Tuesday, November 29, 2005

Shooting dead fish in a barrel

While the short-term political prospects of the Tax Reform Panel's recommendations are generally assumed to be nil, a clue to what would happen if they became more prominent is offered by an op-ed in today's LA Times, co-authored by NYC Congressman Charles Rangel. the ranking Democrat on the Ways and Means Committee. The op-ed portrays the proposals to disallow state and local tax deductions and to cap home mortgage interest deductions as reflecting the goals of "right wing ideologues'" in the Bush Administration to "shift the tax burden from the wealthy to the middle class and put pressure on states such as California and New York to shrink critical public services." He calls on everyone in adversely affected states such as New York and California, including those two states' Republican governors, to condemn this "double-barreled blast aimed squarely at the middle class."

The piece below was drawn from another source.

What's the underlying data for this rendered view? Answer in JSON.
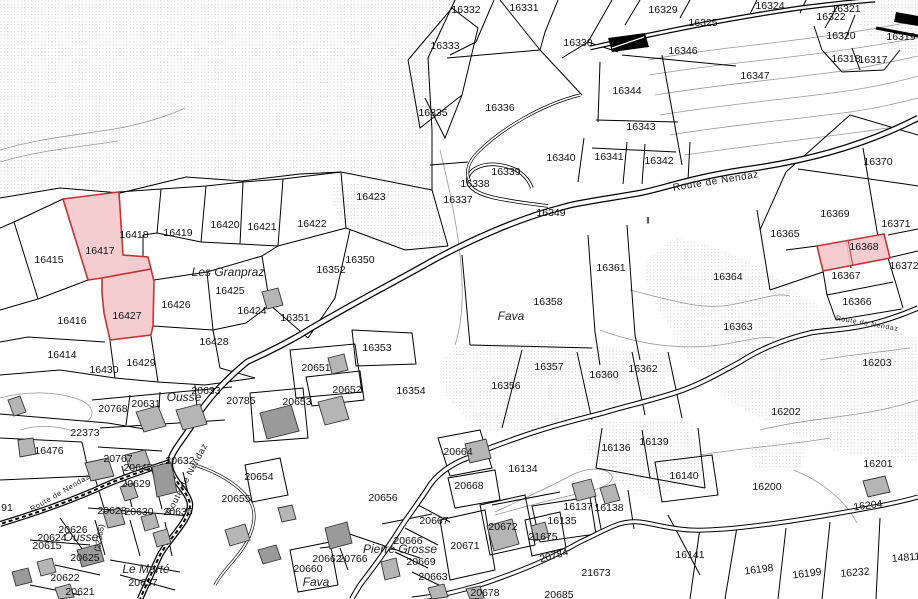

Rangel ignores the Tax Reform Panel's surprising independence from right wing ideologues in the Bush Administration. One also might quarrel with his assertion that lowering the mortgage loan deduction cap from $1 million to $411,000 is a device to "shift the tax burden from the wealthy to the middle class." But he certainly shows us the politics that we could expect if these proposals ever got far, including the pressures that Republicans as well as Democrats in high-tax states would face.